A abertura do filme, quando Bruno salva romanticamente a mocinha de um assalto, é construída com leveza, utilizando um slow motion inusitado. Ali se conhecem, tendo as ruas de Porto Alegre como testemunha, ali iniciam uma história de amor bem banal, que os leva a morar juntos. O filme então vai se aprumando nesta leveza truffauniana e o espectador embarca num certo sublime da relação a dois, com suas briguinhas e ciumezinhos. O diminutivo não diminuindo o filme, pois o enredo segue sendo contado com segurança e inventividade. Como nos enquadramentos engenhosos da sequência de abertura (o assalto na avenida Oswaldo Aranha) e o uso do espelho que mostra o casal se arrumando para a festa que inaugura o apartamento e uma nova forma de vida dos dois.

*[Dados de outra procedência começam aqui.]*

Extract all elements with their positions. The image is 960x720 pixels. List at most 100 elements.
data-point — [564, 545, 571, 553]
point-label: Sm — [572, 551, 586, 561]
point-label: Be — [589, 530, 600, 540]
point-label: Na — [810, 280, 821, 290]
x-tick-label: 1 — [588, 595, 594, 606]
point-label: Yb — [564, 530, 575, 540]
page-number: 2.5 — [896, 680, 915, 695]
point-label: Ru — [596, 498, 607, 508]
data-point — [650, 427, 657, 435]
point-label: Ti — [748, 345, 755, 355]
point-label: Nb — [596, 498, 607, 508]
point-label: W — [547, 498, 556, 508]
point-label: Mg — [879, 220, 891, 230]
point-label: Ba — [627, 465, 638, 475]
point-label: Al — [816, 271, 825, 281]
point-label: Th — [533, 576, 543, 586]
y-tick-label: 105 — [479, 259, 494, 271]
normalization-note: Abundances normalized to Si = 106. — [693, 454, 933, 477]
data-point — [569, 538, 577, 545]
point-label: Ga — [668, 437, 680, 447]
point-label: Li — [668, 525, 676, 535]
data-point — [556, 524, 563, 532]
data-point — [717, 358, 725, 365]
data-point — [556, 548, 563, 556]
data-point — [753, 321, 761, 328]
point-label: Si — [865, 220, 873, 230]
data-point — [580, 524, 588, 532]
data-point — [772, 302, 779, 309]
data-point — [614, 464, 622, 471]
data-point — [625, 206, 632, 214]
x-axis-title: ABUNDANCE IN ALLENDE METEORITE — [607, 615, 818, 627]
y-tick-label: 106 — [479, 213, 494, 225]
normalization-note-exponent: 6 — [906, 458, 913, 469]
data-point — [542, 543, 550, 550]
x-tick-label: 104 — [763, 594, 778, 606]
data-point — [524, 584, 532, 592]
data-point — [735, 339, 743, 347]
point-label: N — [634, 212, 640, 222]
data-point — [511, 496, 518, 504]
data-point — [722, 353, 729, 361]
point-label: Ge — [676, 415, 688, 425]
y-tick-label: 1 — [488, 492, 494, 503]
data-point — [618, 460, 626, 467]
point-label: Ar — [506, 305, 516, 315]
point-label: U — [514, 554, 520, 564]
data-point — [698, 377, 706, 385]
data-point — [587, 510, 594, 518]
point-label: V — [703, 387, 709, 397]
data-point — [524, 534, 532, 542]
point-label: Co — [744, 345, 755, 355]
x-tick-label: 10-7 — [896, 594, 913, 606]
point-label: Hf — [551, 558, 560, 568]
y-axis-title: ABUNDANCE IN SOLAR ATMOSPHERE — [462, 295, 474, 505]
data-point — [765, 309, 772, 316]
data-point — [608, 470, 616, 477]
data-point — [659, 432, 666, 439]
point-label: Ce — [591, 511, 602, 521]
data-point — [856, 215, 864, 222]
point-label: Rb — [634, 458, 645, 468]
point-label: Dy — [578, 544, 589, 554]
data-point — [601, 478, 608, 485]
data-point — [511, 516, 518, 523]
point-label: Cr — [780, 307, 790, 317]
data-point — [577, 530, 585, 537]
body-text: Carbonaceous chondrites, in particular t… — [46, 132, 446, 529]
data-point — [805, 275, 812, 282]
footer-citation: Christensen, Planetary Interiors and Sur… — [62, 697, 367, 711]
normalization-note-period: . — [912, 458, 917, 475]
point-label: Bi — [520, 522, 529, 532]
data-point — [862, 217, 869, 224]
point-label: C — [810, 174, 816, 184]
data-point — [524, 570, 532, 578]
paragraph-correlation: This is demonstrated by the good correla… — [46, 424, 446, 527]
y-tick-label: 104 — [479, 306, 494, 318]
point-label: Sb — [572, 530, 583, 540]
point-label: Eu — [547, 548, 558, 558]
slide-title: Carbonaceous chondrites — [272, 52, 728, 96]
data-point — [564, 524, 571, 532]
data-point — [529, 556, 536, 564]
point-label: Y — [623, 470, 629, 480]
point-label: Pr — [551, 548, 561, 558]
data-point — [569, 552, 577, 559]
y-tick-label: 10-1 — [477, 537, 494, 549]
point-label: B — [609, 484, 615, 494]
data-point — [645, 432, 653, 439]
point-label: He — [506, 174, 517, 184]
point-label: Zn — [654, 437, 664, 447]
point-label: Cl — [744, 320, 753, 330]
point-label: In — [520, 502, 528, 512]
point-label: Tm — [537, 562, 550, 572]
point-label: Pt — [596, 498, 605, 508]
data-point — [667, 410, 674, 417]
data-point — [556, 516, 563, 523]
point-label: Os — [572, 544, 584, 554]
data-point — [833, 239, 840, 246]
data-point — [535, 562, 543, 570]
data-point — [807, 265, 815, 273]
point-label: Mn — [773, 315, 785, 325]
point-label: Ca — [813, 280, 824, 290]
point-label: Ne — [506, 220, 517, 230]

Tudo é contido, discreto, elegante, terno, reverberando a Jane Austen que aparece no cenário. Também faz pensar na frase de Rimbaud, Par delicatesse, j’ai perdu ma vie.

Até virar outro filme. A partir de uma inocente amizade com o Joalheiro, Bruno é levado a fazer um negócio escuso e tem início o filme policial. Com doses de suspense e direito ao um indefectível drone, somados a clichês de gênero, como os pesadelos que reforçam os medos do personagem. Desconfia-se que seja a resposta do diretor para seu longa anterior, considerado codificado demais, sem ação, vazio. Aqui Oliveira demonstra que sabe filmar tanto à la nouvelle vague quanto no estilo policial-suspense, e sabe usar a trilha sonora musical como os diretores de filmes de mercado.
Assim, tenta-se juntar as partes, mas fica difícil encaixar, por exemplo, a caricatura do produtor de cinema pornô com o duelo no jogo de tênis. Esta “segunda parte” fica divorciada da primeira e com isto o roteiro não dá conta de desenvolver os personagens, que se anunciavam tão bem no início para se perderem na parte, digamos, anexa do filme.

O que fica, porém, é a contínua promessa de um talento em formação, que dá mostras que consegue algo difícil no cinema, que é erigir uma atmosfera ficcional própria, conjugando elementos da montagem, dos diálogos e da interpretação dos atores. No aspecto do realismo de Ten-Love (Ten Love Songs?), esta atmosfera prende a atenção em cenas simples, como a que a dona do restaurante (Rejane Martins) demite a chef. Só este tipo de diálogo, inteligente, com jeito de improviso, já basta como cartão de visita para Bruno de Oliveira tentar voos mais altos. Mais próximo do realismo e menos entusiasmado com os artifícios do cinema de gênero.